Paper Circuits & Paper Craft Valentines
We’ve been experimenting with paper circuits for a while and love how these electronic creations can help participants express humor, emotion and storytelling through art and science.
In addition to the classic paper circuit activity, we wanted to also mess around with a few ways of tinkering with creating unusual paper to use for the valentines.
Way back in 2017, we hosted Natalie Freed for a residency within a residency at Chabot Space and Science Center on making paste paper. This old technique (there’s a great tutorial here on the Henry Hebert blog) allows you to make geometric patterned paper using a thick paste paint.
We like this activity because it allows for using familiar materials (brushes, back-scratchers, toothpicks) in unfamiliar ways and also speaks to computational or algorithmic art making techniques that could be a start of programming/processing experiments.
As well, we wanted to try the technique of shaving cream paper marbling with food coloring (see tutorial here) to make unique paper. This was a super fun technique that allows for so much iteration, trial and error and experimentation.
On the afternoon before the workshop we invited our housemates from Maker Ed downstairs to experiment with us. There were so many expressions of joy, surprise and excitement from the focus group of ‘beta testers’.
We started the event in the evening with a table set up with the paper circuit supplies and another table (with mylar covering) where participants could explore shaving cream marbling. Nicole also put out the heart shaped robot face and some unique chocolate covered strawberries.

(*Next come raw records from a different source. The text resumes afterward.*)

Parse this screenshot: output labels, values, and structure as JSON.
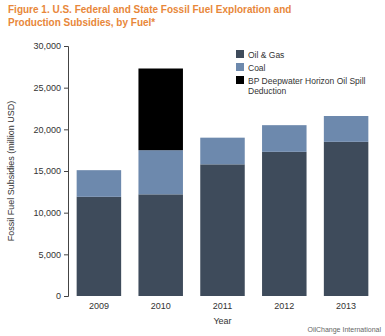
{
  "chart_data": {
    "type": "bar",
    "stacked": true,
    "title": "Figure 1. U.S. Federal and State Fossil Fuel Exploration and Production Subsidies, by Fuel*",
    "x_label": "Year",
    "y_label": "Fossil Fuel Subsidies (million USD)",
    "categories": [
      "2009",
      "2010",
      "2011",
      "2012",
      "2013"
    ],
    "series": [
      {
        "name": "Oil & Gas",
        "color": "#3e4b5b",
        "values": [
          11900,
          12200,
          15800,
          17300,
          18500
        ]
      },
      {
        "name": "Coal",
        "color": "#6d89ad",
        "values": [
          3200,
          5300,
          3200,
          3200,
          3100
        ]
      },
      {
        "name": "BP Deepwater Horizon Oil Spill Deduction",
        "color": "#000000",
        "values": [
          null,
          9800,
          null,
          null,
          null
        ]
      }
    ],
    "ylim": [
      0,
      30000
    ],
    "yticks": [
      0,
      {
        "value": 5000,
        "label": "5,000"
      },
      {
        "value": 10000,
        "label": "10,000"
      },
      {
        "value": 15000,
        "label": "15,000"
      },
      {
        "value": 20000,
        "label": "20,000"
      },
      {
        "value": 25000,
        "label": "25,000"
      },
      {
        "value": 30000,
        "label": "30,000"
      }
    ],
    "grid": false,
    "legend": "upper right",
    "source": "OilChange International"
  }
}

The group had a good mix of people with paper circuit experience as educators and others who were making paper circuits for the first time. It was fun to show people how to use a soldering iron and give them the chance to experiment with RGB leds.
There were some beautiful love-themed creations including pop-up designs, a RGB card with a arrow switch to chance the colors and a collaged firefly that made use of lots of different custom paper samples.
Around the room we saw couples working together, sharing ideas, showing each other techniques and working through frustrations (all important skills in both love and tinkering).
We’re excited to host more adult tinkering workshops in the coming months. The next WICO workshop will be creating pi-day photograms with Modesto Tamez on 3/14. Hope to see you there.